E aí está, em estilo metafórico e sibilino, quanto nos diz, neste passo, o Sr. PEREIRA em resposta "à pergunta capciosa". Em outro lugar, sob a epígrafe "precursores e prenúncios da reforma", p. 17, tenta o apologista protestante tecer, em linguagem menos alegórica, o catálogo das "pias testemunhas da verdade", em cujos corações devotos buscou asilo o cristianismo oprimido pela autocracia de Roma. E ei-lo, todo açodamente, todo afã, a revolver os anais da heresia para colher, de longe em longe, os farrapos de erros de sectários esquecidos a fim de com eles serzir uma vestidura antiga destinada a cobrir a nudez do protestantismo recém-nascido.

No século IV VIGILÂNCIO, obscuro presbítero espanhol opõe-se ao culto dos santos e das relíquias? Eis um autêntico depositário da verdade.
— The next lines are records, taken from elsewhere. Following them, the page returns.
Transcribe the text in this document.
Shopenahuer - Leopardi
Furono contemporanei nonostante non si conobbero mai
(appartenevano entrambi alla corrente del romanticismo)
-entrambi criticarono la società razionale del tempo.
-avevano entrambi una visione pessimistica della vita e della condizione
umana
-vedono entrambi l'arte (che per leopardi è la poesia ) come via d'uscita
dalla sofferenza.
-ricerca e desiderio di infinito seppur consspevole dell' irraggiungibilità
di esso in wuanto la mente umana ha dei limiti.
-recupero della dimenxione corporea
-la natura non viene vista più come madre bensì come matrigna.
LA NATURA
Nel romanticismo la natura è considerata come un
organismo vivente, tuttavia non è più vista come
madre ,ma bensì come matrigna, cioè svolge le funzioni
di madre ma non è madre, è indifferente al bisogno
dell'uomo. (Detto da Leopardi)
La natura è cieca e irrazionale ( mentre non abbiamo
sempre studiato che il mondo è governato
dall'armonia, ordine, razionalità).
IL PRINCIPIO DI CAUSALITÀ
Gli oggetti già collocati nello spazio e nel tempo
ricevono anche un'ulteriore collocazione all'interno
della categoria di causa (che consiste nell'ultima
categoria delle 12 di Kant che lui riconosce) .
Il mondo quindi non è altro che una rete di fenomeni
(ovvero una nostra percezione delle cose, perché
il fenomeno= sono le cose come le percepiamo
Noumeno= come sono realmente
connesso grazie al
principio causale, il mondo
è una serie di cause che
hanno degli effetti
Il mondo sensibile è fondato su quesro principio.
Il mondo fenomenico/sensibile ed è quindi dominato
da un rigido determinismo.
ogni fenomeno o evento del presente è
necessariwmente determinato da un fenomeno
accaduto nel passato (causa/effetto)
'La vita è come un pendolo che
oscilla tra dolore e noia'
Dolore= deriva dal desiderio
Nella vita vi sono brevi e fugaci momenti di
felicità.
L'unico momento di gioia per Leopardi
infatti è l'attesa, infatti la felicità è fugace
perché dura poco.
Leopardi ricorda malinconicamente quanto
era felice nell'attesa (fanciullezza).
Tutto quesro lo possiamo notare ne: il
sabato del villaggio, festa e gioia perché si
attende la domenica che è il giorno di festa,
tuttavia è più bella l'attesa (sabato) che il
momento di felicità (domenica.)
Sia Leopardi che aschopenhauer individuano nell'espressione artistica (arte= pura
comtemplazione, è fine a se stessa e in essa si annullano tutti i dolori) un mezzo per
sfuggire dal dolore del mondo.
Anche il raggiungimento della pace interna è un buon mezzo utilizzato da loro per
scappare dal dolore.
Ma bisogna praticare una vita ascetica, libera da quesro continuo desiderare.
Que importa que S. JERÔNIMO e, com ele, a Igreja universal o condenasse como inovador e herege? VIGILÂNCIO prevalece.

No século IX, CLÁUDIO, bispo de Turim, no seu furor iconoclasta, quebra imagens? Eis um legítimo predecessor da Reforma.

E nos dez primeiros séculos do cristianismo, por mais que diligenciasse em escavações históricas, não logrou o protestantismo encontrar outros ascendentes. O fogo sagrado da fé, apagado em toda a Igreja, conservou-se aceso no peito fiel de VIGILÂNCIO e de CLÁUDIO!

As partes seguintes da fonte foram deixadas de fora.